Mit einem eher wohlig geseufzten „Ach“gleitet das Gedicht in einer Kette aus a-Lauten dorthin, wo es keinen sicheren Stand mehr gibt und der Glühfaden der aufklärerischen Vernunft verlöscht. Der Erde (und ihren Bewohnern) schwinden die Sinne im Überschreiten der Grenze vom wachen Bewusstsein zu Schlaf und Traum. In der Tageswelt haben die Toten kein Zuhause. Doch im Traum kommen sie zurück, frischen leise, „raschelnd“, die Erinnerungsbilder auf und mit ihnen das Vergangene und Verdrängte.
Kunerts Gedicht spielt in souveräner Leichtigkeit auf der Grenze von Wachen und Schlafen. Er mischt Vorvergangenheit („hatten“) und Gegenwart, erzeugt allein durch die Satzstellung Doppelsinnigkeiten und Irrealitäten. In einer wunderbaren Passage der vertauschten Möglichkeiten und Existenzen („wenn“, „oder“) öffnet das Ich dem berühmten Adelbert von Chamisso (1781 – 1838) die Tür zum Gedicht, dem nach Berlin ausgewanderten Emigranten der Französischen Revolution, dem Dichter des „Peter Schlemihl“; dieser ruiniert sein Leben, indem er dem Teufel seinen Schatten verkauft. Chamisso, der Emigrant, und Kunert, der Berliner Emigrant, werden im Schattenreich überblendet.
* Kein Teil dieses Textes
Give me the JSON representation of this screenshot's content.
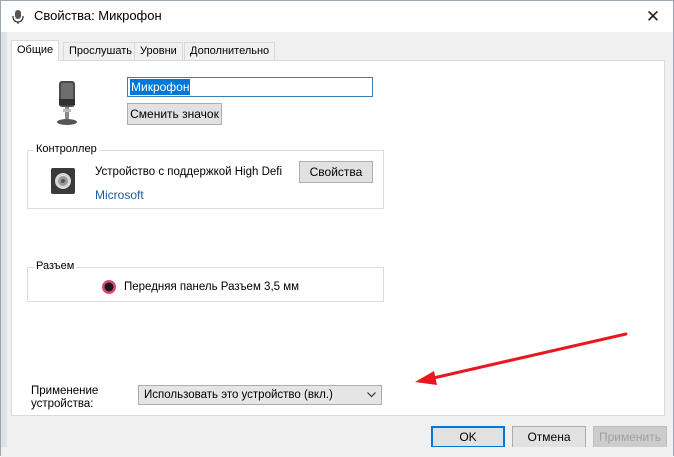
{
  "window": {
    "title": "Свойства: Микрофон",
    "close_glyph": "✕"
  },
  "tabs": [
    {
      "label": "Общие",
      "active": true
    },
    {
      "label": "Прослушать",
      "active": false
    },
    {
      "label": "Уровни",
      "active": false
    },
    {
      "label": "Дополнительно",
      "active": false
    }
  ],
  "general": {
    "device_name": "Микрофон",
    "change_icon_label": "Сменить значок",
    "controller": {
      "group_label": "Контроллер",
      "name": "Устройство с поддержкой High Defi",
      "vendor": "Microsoft",
      "properties_label": "Свойства"
    },
    "jack": {
      "group_label": "Разъем",
      "description": "Передняя панель Разъем 3,5 мм",
      "color": "#e0457b"
    },
    "usage": {
      "label_line1": "Применение",
      "label_line2": "устройства:",
      "selected": "Использовать это устройство (вкл.)"
    }
  },
  "footer": {
    "ok_label": "OK",
    "cancel_label": "Отмена",
    "apply_label": "Применить"
  },
  "icons": {
    "title": "microphone-icon",
    "device": "microphone-icon",
    "controller": "speaker-icon",
    "jack": "audio-jack-icon",
    "annotation": "red-arrow-icon"
  },
  "colors": {
    "accent": "#0078d7",
    "link": "#1e5aa0",
    "annotation_arrow": "#e8191e"
  }
}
In den summierenden drei Schlusszeilen fallen die Distanzen zwischen Ich und Du und Wir. In einer Art sanften Dringlichkeit nimmt das Gedicht den Leser mit hinein in seine Sprachbewegung, in welcher der Tag zum Abend, das Bewusstsein zum Traum und das Ich zum „Niemand“wird. Wo alles mit allem verschmilzt, dort wartet das Glück.